Dom Notker Wolf, osb,
abbaye de Saint-Ottilien (Allemagne)

Moines entrepreneurs

 

NMellerayCe titre peut sembler contradictoire. La règle des moines est « habitare secum », ou mieux : « habitare cum Deo ». Nous oublions parfois que chez Grégoire le Grand « habitare secum » suivent les mots « superni spectatoris oculis : sous les yeux de Dieu » (Dialogues II 3, 5). Les moines tendent juste à vivre retirés, pas à être égocentriques de façon narcissique. Ils ouvrent leur cœur à Dieu. En outre les bénédictins vivent en communauté. Ils vivent « du travail de leurs mains » (RB 48, 8). Ils ne vivent pas comme des sarabaïtes ou des gyrovagues qui profitent du travail des autres communautés (RB 1, 6-10). Un bon abbé doit tout faire pour que ses frères puissent vivre en paix. Il n’est pas le seul responsable et associe ses frères à sa direction (RB 3).

La contemplation n’exclut pas un dur labeur. Saint Paul a souligné qu’il vivait du travail de ses mains (1 Co 4, 12). Néanmoins, il est resté fidèle à Dieu : « Quoi que vous fassiez, en parole ou acte, faites-le au nom du Seigneur Jésus, et, par lui, rendez grâce à Dieu le Père » (Col 3, 17).

En examinant notre histoire monastique, je mentionnerai au moins les grands abbés de Cluny. C’étaient des chefs d’entreprise quand ils construisaient des abbayes et fondaient des prieurés dans toute l’Europe occidentale. Saint Bernard, célèbre pour ses écrits spirituels, a été un grand entrepreneur, assis sur son cheval, cherchant de nouveaux novices et animant la croisade. À l’époque classique, nos abbés ont construit de grandes abbayes culturellement réputées. Nos centres de formation bénédictins ont une tradition qui perdure. Tout cela nécessite de grandes qualités d’organisation et un « leadership » exceptionnel. Certains peuvent être tel par nature, de par leur caractère, mais on peut encore s’améliorer.
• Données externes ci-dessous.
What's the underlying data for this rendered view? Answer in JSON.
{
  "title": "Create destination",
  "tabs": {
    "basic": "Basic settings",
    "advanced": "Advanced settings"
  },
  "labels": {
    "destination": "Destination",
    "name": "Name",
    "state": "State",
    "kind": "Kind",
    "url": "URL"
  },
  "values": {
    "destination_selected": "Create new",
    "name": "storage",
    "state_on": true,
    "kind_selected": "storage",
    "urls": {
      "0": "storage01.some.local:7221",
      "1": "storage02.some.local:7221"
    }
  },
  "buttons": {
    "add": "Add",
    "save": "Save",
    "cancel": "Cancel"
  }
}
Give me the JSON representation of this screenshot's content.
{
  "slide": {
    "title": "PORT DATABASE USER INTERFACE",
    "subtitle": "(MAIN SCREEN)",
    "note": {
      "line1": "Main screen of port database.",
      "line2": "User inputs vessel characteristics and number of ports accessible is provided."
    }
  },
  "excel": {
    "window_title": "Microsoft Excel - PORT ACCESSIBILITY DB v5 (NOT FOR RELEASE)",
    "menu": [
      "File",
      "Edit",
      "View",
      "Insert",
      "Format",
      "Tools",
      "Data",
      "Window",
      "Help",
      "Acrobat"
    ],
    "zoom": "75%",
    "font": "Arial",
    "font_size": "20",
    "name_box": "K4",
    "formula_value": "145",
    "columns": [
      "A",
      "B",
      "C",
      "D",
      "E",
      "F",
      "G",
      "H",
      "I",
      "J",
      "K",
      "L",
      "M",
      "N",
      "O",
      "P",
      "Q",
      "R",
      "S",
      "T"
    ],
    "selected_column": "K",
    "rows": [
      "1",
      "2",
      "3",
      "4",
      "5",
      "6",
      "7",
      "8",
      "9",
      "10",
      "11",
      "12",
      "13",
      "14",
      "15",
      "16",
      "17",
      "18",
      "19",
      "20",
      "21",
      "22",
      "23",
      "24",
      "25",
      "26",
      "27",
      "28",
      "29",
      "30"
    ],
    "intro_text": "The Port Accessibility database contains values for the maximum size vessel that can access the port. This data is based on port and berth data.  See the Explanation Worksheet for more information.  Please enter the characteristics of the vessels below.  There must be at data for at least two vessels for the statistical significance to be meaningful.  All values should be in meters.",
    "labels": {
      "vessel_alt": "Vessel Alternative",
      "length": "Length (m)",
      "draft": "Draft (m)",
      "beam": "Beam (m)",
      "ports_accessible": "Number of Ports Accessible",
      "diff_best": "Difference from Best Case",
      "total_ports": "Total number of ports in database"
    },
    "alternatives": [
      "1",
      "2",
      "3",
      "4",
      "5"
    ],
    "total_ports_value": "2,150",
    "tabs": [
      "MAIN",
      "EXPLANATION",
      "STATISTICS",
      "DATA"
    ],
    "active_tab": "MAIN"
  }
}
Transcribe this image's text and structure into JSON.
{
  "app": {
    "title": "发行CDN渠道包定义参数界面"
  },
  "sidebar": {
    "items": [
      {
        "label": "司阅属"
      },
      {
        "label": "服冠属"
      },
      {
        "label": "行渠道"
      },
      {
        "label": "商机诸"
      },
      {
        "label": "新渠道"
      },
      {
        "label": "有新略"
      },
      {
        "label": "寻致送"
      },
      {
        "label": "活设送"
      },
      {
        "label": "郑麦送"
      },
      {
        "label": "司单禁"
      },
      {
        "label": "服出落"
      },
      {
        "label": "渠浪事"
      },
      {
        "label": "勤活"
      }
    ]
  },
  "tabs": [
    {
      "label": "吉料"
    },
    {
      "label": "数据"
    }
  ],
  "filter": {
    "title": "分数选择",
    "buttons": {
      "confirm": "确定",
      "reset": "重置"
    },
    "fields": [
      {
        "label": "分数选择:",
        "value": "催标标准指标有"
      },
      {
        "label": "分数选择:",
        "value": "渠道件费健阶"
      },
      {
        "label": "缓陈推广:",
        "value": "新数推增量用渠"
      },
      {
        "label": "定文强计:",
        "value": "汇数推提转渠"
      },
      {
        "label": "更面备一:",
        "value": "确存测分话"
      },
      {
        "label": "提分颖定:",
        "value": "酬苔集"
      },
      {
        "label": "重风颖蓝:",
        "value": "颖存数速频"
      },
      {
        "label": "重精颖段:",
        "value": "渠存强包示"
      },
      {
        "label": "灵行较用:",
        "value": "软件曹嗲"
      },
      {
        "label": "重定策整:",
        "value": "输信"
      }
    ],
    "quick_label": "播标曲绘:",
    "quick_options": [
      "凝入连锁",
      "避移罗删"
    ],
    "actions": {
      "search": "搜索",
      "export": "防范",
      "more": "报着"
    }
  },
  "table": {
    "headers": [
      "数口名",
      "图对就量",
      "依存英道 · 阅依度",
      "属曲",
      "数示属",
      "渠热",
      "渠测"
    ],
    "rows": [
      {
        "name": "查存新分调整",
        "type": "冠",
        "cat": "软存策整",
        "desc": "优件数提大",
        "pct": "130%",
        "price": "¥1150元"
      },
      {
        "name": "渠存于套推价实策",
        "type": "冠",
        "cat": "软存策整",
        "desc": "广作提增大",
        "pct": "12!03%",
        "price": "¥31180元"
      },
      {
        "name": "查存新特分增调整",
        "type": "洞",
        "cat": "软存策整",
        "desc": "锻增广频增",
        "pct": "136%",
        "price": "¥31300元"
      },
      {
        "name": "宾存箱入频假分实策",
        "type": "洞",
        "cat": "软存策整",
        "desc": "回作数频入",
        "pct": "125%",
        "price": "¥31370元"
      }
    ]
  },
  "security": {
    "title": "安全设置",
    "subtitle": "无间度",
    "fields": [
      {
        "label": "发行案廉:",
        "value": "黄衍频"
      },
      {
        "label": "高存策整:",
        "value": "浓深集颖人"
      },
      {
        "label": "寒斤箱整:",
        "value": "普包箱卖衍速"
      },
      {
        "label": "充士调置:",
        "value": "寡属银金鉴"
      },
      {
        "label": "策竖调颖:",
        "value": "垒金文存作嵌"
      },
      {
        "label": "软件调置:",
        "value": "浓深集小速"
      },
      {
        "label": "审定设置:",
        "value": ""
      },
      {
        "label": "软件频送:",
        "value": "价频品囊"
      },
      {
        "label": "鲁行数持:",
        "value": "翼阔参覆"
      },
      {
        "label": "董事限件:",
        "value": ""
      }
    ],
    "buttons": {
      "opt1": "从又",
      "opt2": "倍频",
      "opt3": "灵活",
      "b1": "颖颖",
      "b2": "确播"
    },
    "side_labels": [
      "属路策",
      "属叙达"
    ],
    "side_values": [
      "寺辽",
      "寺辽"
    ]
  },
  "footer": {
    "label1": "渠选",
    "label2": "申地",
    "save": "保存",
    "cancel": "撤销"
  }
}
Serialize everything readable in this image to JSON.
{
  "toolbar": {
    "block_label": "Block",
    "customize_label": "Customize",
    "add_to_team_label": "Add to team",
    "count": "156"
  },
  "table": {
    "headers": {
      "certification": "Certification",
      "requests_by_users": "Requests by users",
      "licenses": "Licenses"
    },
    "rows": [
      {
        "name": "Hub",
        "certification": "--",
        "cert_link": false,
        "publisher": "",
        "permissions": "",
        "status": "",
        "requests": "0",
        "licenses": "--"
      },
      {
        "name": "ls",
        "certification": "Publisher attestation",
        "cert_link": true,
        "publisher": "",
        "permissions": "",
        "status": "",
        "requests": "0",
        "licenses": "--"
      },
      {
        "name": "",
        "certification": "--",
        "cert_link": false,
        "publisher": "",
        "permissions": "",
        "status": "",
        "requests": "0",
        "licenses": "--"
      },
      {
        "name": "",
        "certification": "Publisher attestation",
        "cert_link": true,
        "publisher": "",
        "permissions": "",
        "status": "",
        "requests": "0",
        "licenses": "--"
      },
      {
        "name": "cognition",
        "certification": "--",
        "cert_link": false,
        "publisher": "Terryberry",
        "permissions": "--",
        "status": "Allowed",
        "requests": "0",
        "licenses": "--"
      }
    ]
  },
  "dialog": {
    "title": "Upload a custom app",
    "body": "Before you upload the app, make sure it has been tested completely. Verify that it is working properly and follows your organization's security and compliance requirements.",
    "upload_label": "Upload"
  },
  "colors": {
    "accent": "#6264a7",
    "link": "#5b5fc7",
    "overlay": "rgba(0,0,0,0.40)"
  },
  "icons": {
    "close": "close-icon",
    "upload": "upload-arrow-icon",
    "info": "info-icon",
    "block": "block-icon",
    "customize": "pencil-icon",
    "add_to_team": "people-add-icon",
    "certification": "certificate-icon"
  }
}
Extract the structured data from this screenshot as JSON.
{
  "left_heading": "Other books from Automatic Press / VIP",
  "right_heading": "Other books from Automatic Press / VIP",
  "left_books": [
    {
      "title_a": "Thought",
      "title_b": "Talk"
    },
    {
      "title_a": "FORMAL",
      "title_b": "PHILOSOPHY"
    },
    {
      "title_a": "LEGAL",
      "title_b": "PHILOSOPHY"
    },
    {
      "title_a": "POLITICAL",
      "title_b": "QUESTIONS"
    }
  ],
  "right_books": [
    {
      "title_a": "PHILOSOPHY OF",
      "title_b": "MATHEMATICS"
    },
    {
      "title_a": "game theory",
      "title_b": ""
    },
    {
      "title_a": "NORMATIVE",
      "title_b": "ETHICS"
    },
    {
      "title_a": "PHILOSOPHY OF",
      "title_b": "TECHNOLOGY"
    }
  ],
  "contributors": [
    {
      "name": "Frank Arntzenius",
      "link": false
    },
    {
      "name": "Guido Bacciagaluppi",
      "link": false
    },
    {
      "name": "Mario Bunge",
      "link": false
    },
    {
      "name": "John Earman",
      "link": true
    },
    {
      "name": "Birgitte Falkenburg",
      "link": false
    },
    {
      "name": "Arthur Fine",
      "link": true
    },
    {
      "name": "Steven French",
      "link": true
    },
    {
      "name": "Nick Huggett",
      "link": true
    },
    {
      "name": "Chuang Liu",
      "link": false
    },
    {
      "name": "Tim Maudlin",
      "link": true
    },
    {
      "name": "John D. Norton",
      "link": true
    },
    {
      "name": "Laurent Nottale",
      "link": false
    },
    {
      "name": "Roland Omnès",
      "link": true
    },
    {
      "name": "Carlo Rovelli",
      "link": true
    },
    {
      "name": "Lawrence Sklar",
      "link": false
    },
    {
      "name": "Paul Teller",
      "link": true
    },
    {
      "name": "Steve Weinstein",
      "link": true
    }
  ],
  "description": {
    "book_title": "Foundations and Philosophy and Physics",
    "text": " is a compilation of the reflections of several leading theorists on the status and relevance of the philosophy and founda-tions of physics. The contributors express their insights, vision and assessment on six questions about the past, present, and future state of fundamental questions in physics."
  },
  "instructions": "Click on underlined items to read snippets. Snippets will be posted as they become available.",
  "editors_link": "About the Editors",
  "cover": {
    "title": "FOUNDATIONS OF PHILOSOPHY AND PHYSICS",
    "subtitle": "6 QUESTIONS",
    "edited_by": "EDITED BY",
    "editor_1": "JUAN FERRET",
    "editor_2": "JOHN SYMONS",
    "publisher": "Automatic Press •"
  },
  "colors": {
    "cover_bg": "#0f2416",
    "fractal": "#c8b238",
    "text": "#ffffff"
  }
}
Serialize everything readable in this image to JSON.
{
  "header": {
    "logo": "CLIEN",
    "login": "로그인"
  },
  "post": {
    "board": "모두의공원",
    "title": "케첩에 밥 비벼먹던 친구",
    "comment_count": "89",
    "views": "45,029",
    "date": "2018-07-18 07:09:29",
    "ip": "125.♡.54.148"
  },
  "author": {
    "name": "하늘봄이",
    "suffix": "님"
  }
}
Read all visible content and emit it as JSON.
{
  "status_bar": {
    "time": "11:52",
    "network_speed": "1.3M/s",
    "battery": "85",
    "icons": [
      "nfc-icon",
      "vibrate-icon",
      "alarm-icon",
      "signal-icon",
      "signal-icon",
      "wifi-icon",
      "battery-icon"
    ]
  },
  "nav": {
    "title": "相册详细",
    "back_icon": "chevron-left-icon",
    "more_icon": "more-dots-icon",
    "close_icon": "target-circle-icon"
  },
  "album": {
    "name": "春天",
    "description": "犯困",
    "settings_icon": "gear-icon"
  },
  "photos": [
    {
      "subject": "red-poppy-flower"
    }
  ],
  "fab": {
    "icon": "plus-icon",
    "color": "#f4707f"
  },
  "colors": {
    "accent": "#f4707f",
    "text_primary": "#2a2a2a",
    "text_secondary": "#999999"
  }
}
C’est pourquoi nous avons mis en place à Saint-Anselme, à Rome, un cours d’été : « Leadership et règle de saint Benoît ».

Dans une société agricole, il a été assez facile de survivre, mais aujourd’hui, nous sommes impliqués dans le développement politique et économique de notre monde moderne. Il n’est donc plus facile de trouver des moyens de survie. Les emplois sont devenus très professionnalisés et demandent d’avoir étudié les lois modernes. Les moines ne sont pas préparés à occuper ces emplois hautement professionnalisés et doivent s’appuyer sur les connaissances des laïcs. Néanmoins, ils devront connaître tout le processus, pouvoir surveiller les opérations et donner des orientations.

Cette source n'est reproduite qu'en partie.